HuttropFatty's avatar
HuttropFatty
Contributor
6 years ago

generated OAuth acces_token expires after 24 hours

hello,

The complete OAuth 2.0 authorization grant flow could be performed without errors.
Step 1: Receive authorization code and tenant ID
Step 2: With https://community.xxxxxx.xxx/api/2.0/auth/validateToken and the required header and body parameters access_token, refresh_token and user-id were returned.
Step 3: https://community.xxxxxx.xxx/api/2.0/auth/refreshToken provided a new acces_token with which I can also perform LIQL queries.
However, the acces_token expires after 24 hours, so i have to call https://community.xxxxxx.xxx/api/2.0/auth/refreshToken again.
Where is the error?

  • Hi HuttropFatty ,

    This is by design. Per https://developer.khoros.com/khoroscommunitydevdocs/docs/oauth-authorization-grant :

    The access token is valid for 24 hours. Refresh the access token before the access token expires. The refresh token does not expire unless it is specifically revoked.

    You may wish to add some retry logic to your implementation. If you get a response back that the access token has expired, you can make a call to the refresh token endpoint and get a new access token. Then you can retry your original request again.

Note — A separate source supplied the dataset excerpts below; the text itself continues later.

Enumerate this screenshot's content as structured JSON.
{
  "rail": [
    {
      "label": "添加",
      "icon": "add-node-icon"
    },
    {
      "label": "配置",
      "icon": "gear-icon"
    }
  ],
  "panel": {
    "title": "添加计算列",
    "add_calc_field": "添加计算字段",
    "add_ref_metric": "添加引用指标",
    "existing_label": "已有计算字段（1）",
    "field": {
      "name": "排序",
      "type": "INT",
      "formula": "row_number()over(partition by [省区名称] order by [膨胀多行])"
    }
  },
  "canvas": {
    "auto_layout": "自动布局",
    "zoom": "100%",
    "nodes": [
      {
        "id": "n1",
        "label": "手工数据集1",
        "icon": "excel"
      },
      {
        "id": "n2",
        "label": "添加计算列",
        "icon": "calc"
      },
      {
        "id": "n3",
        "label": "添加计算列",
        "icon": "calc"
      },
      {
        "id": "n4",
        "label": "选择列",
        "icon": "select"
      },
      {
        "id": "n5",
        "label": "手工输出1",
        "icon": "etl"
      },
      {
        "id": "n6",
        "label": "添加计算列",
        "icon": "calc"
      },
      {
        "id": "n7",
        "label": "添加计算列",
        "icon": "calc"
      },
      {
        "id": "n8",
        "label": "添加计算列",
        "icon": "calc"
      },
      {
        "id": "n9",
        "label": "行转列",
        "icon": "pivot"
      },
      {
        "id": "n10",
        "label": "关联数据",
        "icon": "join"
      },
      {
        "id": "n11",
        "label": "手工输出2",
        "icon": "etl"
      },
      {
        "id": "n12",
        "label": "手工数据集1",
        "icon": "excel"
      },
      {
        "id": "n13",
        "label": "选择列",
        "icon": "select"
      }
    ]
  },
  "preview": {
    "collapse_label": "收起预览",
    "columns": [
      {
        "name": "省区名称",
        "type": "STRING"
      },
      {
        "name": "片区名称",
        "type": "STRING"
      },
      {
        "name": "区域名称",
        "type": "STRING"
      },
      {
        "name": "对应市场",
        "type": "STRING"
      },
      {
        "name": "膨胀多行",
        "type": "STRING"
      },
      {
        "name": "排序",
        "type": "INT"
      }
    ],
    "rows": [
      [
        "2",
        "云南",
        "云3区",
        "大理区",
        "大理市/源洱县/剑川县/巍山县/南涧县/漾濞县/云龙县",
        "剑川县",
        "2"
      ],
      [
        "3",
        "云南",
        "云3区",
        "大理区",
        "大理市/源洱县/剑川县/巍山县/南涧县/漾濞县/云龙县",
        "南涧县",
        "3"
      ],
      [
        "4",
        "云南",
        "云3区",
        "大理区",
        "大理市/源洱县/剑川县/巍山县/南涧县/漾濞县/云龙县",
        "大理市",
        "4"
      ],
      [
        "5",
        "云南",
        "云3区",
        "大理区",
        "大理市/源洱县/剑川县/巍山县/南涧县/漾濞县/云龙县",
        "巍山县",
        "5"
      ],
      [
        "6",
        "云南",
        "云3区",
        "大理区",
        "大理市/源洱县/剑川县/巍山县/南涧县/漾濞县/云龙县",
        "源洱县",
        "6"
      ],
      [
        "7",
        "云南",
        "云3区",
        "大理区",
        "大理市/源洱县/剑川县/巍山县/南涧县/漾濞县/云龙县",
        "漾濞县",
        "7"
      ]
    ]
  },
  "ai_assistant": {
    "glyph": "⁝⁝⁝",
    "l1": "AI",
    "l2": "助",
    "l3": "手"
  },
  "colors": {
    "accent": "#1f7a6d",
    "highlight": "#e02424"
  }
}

    Alternately, you could just add some logic to periodically obtain a new access token on some interval less than 24 hours.

    I hope this helps!

  • AdamN's avatar
    AdamN
    Khoros Oracle

    Hi HuttropFatty ,

    This is by design. Per https://developer.khoros.com/khoroscommunitydevdocs/docs/oauth-authorization-grant :

    The access token is valid for 24 hours. Refresh the access token before the access token expires. The refresh token does not expire unless it is specifically revoked.

    You may wish to add some retry logic to your implementation. If you get a response back that the access token has expired, you can make a call to the refresh token endpoint and get a new access token. Then you can retry your original request again.

    Alternately, you could just add some logic to periodically obtain a new access token on some interval less than 24 hours.

    I hope this helps!

    • HuttropFatty's avatar
      HuttropFatty
      Contributor

      Hi, AdamN,

      thanks for your feedback. Then I will adjust my code accordingly and check the API feedback for expired tokens.